De studie van het longmicrobioom in deze patiëntengroep kan dus een nieuwe focus in de preventie en behandeling van ernstige ziekten identificeren. Dit komt omdat het longmicrobioom mogelijk kan worden veranderd door medische interventie, terwijl veel andere factoren in het geval van ernstig zieke patiënten dat niet kunnen - zoals hun genetisch potentieel of het type onderliggende ziekte dat ze al hebben.
Dickson legt uit, “Het voorspellen van IC-resultaten is belangrijk, maar wat we echt willen is een doelwit voor therapie.
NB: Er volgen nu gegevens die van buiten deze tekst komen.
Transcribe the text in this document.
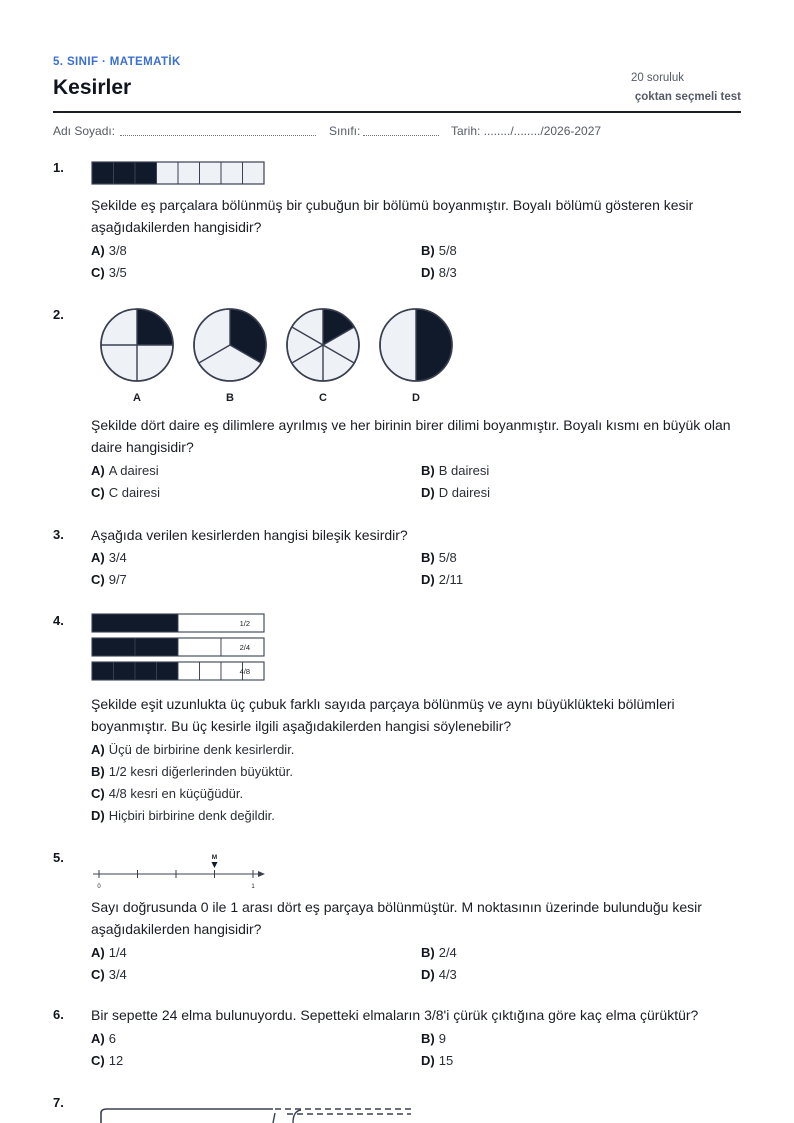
5. SINIF · MATEMATİK
Kesirler	20 soruluk
çoktan seçmeli test
Adı Soyadı:	Sınıfı:	Tarih: ......../......../2026-2027
1.
Şekilde eş parçalara bölünmüş bir çubuğun bir bölümü boyanmıştır. Boyalı bölümü gösteren kesir aşağıdakilerden hangisidir?
A) 3/8	B) 5/8
C) 3/5	D) 8/3
2.
A	B	C	D
Şekilde dört daire eş dilimlere ayrılmış ve her birinin birer dilimi boyanmıştır. Boyalı kısmı en büyük olan daire hangisidir?
A) A dairesi	B) B dairesi
C) C dairesi	D) D dairesi
3. Aşağıda verilen kesirlerden hangisi bileşik kesirdir?
A) 3/4	B) 5/8
C) 9/7	D) 2/11
4.	1/2
2/4
4/8
Şekilde eşit uzunlukta üç çubuk farklı sayıda parçaya bölünmüş ve aynı büyüklükteki bölümleri boyanmıştır. Bu üç kesirle ilgili aşağıdakilerden hangisi söylenebilir?
A) Üçü de birbirine denk kesirlerdir.
B) 1/2 kesri diğerlerinden büyüktür.
C) 4/8 kesri en küçüğüdür.
D) Hiçbiri birbirine denk değildir.
5.
0	1
M
Sayı doğrusunda 0 ile 1 arası dört eş parçaya bölünmüştür. M noktasının üzerinde bulunduğu kesir aşağıdakilerden hangisidir?
A) 1/4	B) 2/4
C) 3/4	D) 4/3
6. Bir sepette 24 elma bulunuyordu. Sepetteki elmaların 3/8'i çürük çıktığına göre kaç elma çürüktür?
A) 6	B) 9
C) 12	D) 15
7.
We moeten uitzoeken of het longmicrobioom iets is dat we kunnen veranderen, ofwel om longletsel te voorkomen of om het sneller op te lossen.”
En in het geval van ARDS, zeggen de onderzoekers, de studie stelt vast dat verschillende patiënten enorm verschillende bevindingen hebben. Zegt senior auteur Lieuwe Bos, "Weten dat de immuunfunctie en het microbioom bij deze patiënten verschillen, kan ons niet alleen helpen de resultaten van onze patiënten te voorspellen, maar ze ook ten goede te veranderen."
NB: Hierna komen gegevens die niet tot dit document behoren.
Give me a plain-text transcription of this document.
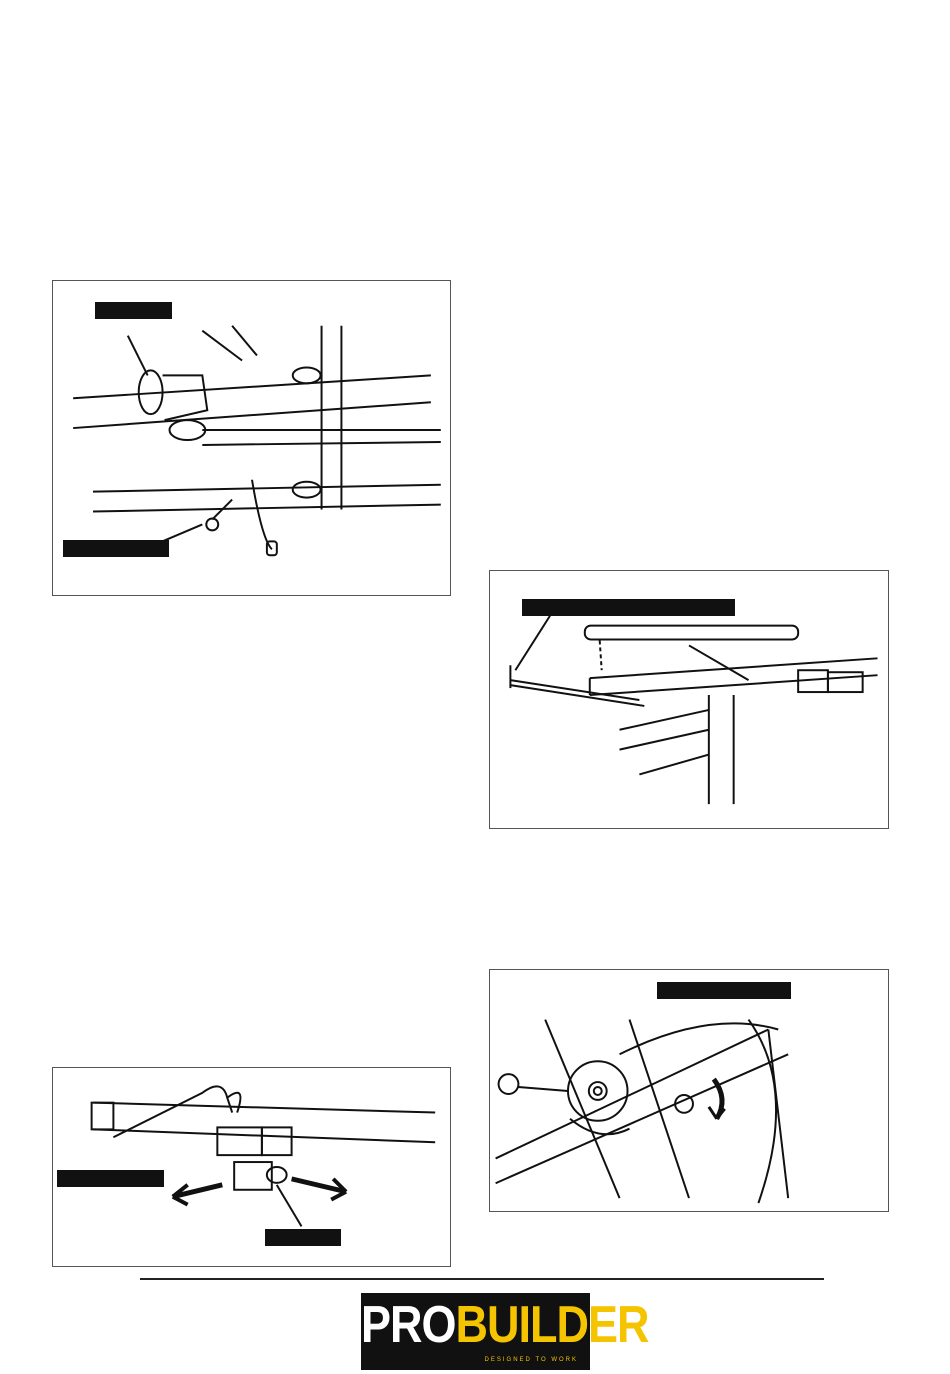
PROBUILDER
DESIGNED TO WORK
De onderzoekers erkennen dat er meer onderzoek nodig is om de resultaten te valideren, omdat ze geen controle hadden op een aantal verstorende factoren, zoals eerder antibioticagebruik vóór opname op de IC. Bovendien, ze konden niet met zekerheid zeggen of de darmbacteriën in de longen van sommige van deze patiënten daadwerkelijk in de darm zijn ontstaan en naar de longen zijn gemigreerd, of dat ze daar zijn aangekomen vanwege aspiratie door de patiënt (per ongeluk verplaatsen van voedsel, vloeistof of maaginhoud in de luchtwegen), wat ook een veelvoorkomend verschijnsel is bij zeer zieke patiënten.
De wetenschappers willen proberen het longmicrobioom te veranderen en na te gaan of dit enig effect heeft op de uitkomst van deze patiënten. Ze moeten zowel prospectieve proeven bij mensen als dierstudies uitvoeren om ernstig zieke proefpersonen te modelleren bij wie manipulaties van de longmicrobiota moeten worden uitgevoerd.
Longspecialist James Kiley noemt de studie nog een stukje in de groeiende stapel bewijs dat het longmicrobioom nauw verbonden is met longziekte. Hij eindigt, "Het is belangrijk dat we het microbioom en andere factoren die bijdragen aan longziekte en klinische resultaten blijven onderzoeken."